Convergence Order and Worst-Case Comparison
| Algorithm | Evals/iter | Convergence | Worst-case iters | Notes |
|---|---|---|---|---|
| Bisection | 1 | linear (1/2) | $\log_2 \frac{b-a}{\epsilon}$ | always safe, slow |
| False position | 1 | superlinear (linear in bad cases) | unbounded | endpoint-sticking problem |
| Illinois | 1 | superlinear | bounded | fix for false position |
| Anderson-Björck | 1 | superlinear | bounded | refinement of Illinois |
| Ridders | 2 | $\sqrt{2}$ | bounded | exponential correction |
| Brent | 1 | 1.6–1.8 | a few × bisection | de facto standard |
| TOMS 748 | 1 | $\approx 1.84$ | better than Brent | cubic rational interp. |
| ITP | 1 | superlinear | $\leq$ bisection | worst-case guarantee |
Selection in sangi
Default: Brent
For smooth, "not particularly pathological" functions, brent_method is the best general-purpose choice.
It does not need a derivative and achieves a practical convergence ratio of 1.6–1.8.
Hard inputs: TOMS 748
For curves with outliers, steps, or close-together roots, toms748 is more robust.
Its cubic rational interpolation handles a broader function class than Brent.
Worst-case guarantee: bisection (or future ITP)
If a deterministic upper bound on iterations is required (embedded systems, real-time control), use bisection. The cost is predictable but the convergence rate is the slowest of all methods. The ITP method offers both speed and a worst-case guarantee but is not yet shipped in sangi.
When to avoid the Brent family
For minimal-dependency teaching code, or when function evaluations are extremely expensive (seconds each), Ridders' method becomes attractive. It uses two evaluations per iteration but typically converges in very few iterations overall.
References
- Brent, R. P. (1973). Algorithms for Minimization without Derivatives. Prentice-Hall.

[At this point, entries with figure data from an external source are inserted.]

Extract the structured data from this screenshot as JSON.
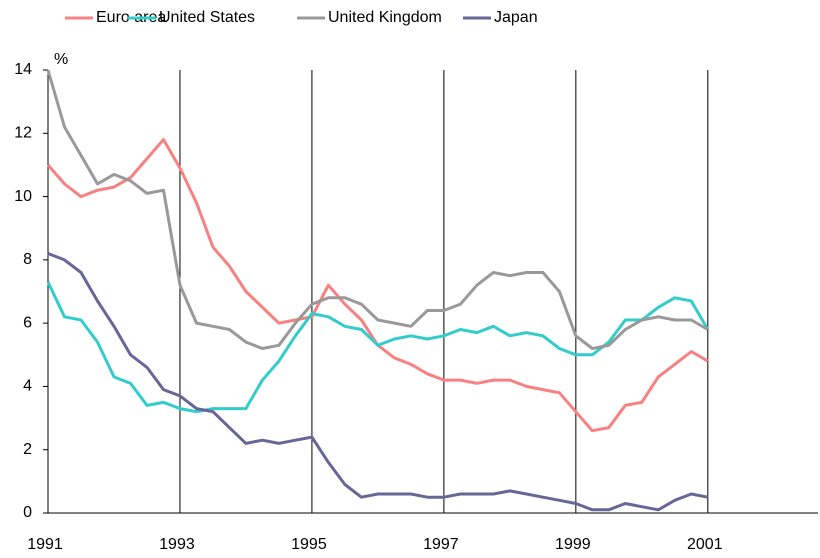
{
  "chart_data": {
    "type": "line",
    "y_label": "%",
    "x": [
      1991,
      1991.25,
      1991.5,
      1991.75,
      1992,
      1992.25,
      1992.5,
      1992.75,
      1993,
      1993.25,
      1993.5,
      1993.75,
      1994,
      1994.25,
      1994.5,
      1994.75,
      1995,
      1995.25,
      1995.5,
      1995.75,
      1996,
      1996.25,
      1996.5,
      1996.75,
      1997,
      1997.25,
      1997.5,
      1997.75,
      1998,
      1998.25,
      1998.5,
      1998.75,
      1999,
      1999.25,
      1999.5,
      1999.75,
      2000,
      2000.25,
      2000.5,
      2000.75,
      2001
    ],
    "series": [
      {
        "name": "Euro area",
        "color": "#f88080",
        "values": [
          11.0,
          10.4,
          10.0,
          10.2,
          10.3,
          10.6,
          11.2,
          11.8,
          10.9,
          9.8,
          8.4,
          7.8,
          7.0,
          6.5,
          6.0,
          6.1,
          6.2,
          7.2,
          6.6,
          6.1,
          5.3,
          4.9,
          4.7,
          4.4,
          4.2,
          4.2,
          4.1,
          4.2,
          4.2,
          4.0,
          3.9,
          3.8,
          3.2,
          2.6,
          2.7,
          3.4,
          3.5,
          4.3,
          4.7,
          5.1,
          4.8
        ]
      },
      {
        "name": "United States",
        "color": "#33cccc",
        "values": [
          7.3,
          6.2,
          6.1,
          5.4,
          4.3,
          4.1,
          3.4,
          3.5,
          3.3,
          3.2,
          3.3,
          3.3,
          3.3,
          4.2,
          4.8,
          5.6,
          6.3,
          6.2,
          5.9,
          5.8,
          5.3,
          5.5,
          5.6,
          5.5,
          5.6,
          5.8,
          5.7,
          5.9,
          5.6,
          5.7,
          5.6,
          5.2,
          5.0,
          5.0,
          5.4,
          6.1,
          6.1,
          6.5,
          6.8,
          6.7,
          5.8
        ]
      },
      {
        "name": "United Kingdom",
        "color": "#999999",
        "values": [
          14.0,
          12.2,
          11.3,
          10.4,
          10.7,
          10.5,
          10.1,
          10.2,
          7.2,
          6.0,
          5.9,
          5.8,
          5.4,
          5.2,
          5.3,
          6.0,
          6.6,
          6.8,
          6.8,
          6.6,
          6.1,
          6.0,
          5.9,
          6.4,
          6.4,
          6.6,
          7.2,
          7.6,
          7.5,
          7.6,
          7.6,
          7.0,
          5.6,
          5.2,
          5.3,
          5.8,
          6.1,
          6.2,
          6.1,
          6.1,
          5.8
        ]
      },
      {
        "name": "Japan",
        "color": "#666699",
        "values": [
          8.2,
          8.0,
          7.6,
          6.7,
          5.9,
          5.0,
          4.6,
          3.9,
          3.7,
          3.3,
          3.2,
          2.7,
          2.2,
          2.3,
          2.2,
          2.3,
          2.4,
          1.6,
          0.9,
          0.5,
          0.6,
          0.6,
          0.6,
          0.5,
          0.5,
          0.6,
          0.6,
          0.6,
          0.7,
          0.6,
          0.5,
          0.4,
          0.3,
          0.1,
          0.1,
          0.3,
          0.2,
          0.1,
          0.4,
          0.6,
          0.5
        ]
      }
    ],
    "xlim": [
      1991,
      2002.67
    ],
    "xticks": [
      1991,
      1993,
      1995,
      1997,
      1999,
      2001
    ],
    "ylim": [
      0,
      14
    ],
    "yticks": [
      0,
      2,
      4,
      6,
      8,
      10,
      12,
      14
    ],
    "grid": "x",
    "legend": "top"
  }
}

- Alefeld, G. E., Potra, F. A., and Shi, Y. (1995). "Algorithm 748: enclosing zeros of continuous functions". ACM Transactions on Mathematical Software, 21(3), 327–344.

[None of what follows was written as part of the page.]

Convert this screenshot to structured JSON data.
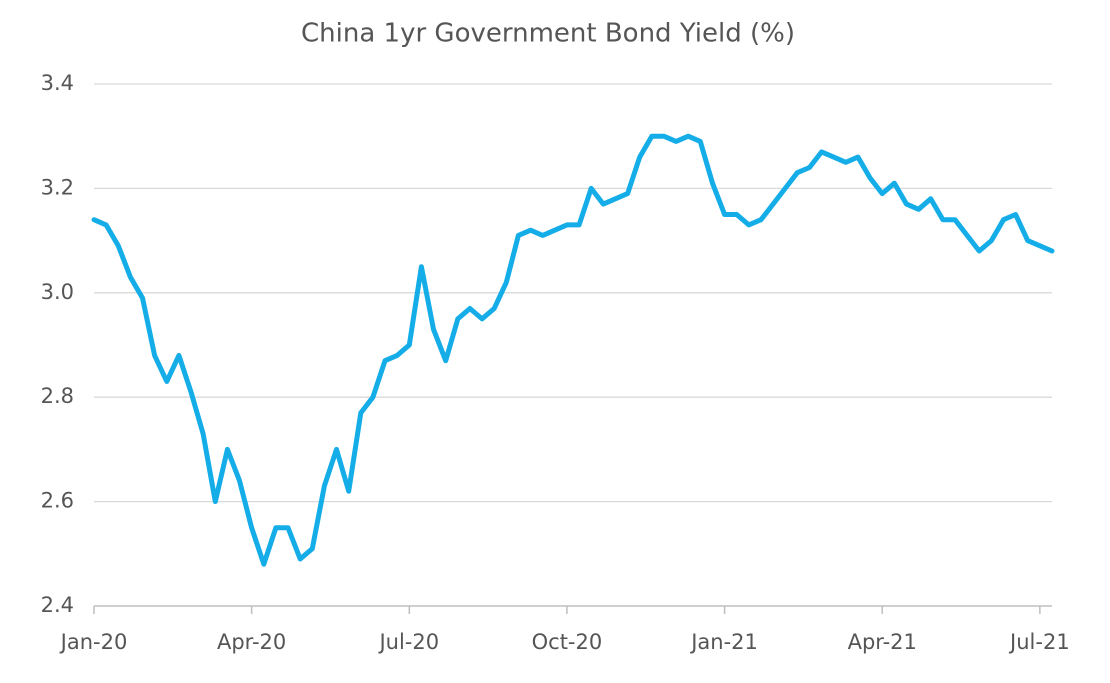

- Ridders, C. (1979). "A new algorithm for computing a single root of a real continuous function". IEEE Transactions on Circuits and Systems, 26(11), 979–980.
- Oliveira, I. F. D. and Takahashi, R. H. C. (2020). "An enhancement of the bisection method average performance preserving minmax optimality". ACM Transactions on Mathematical Software, 47(1), 1–24.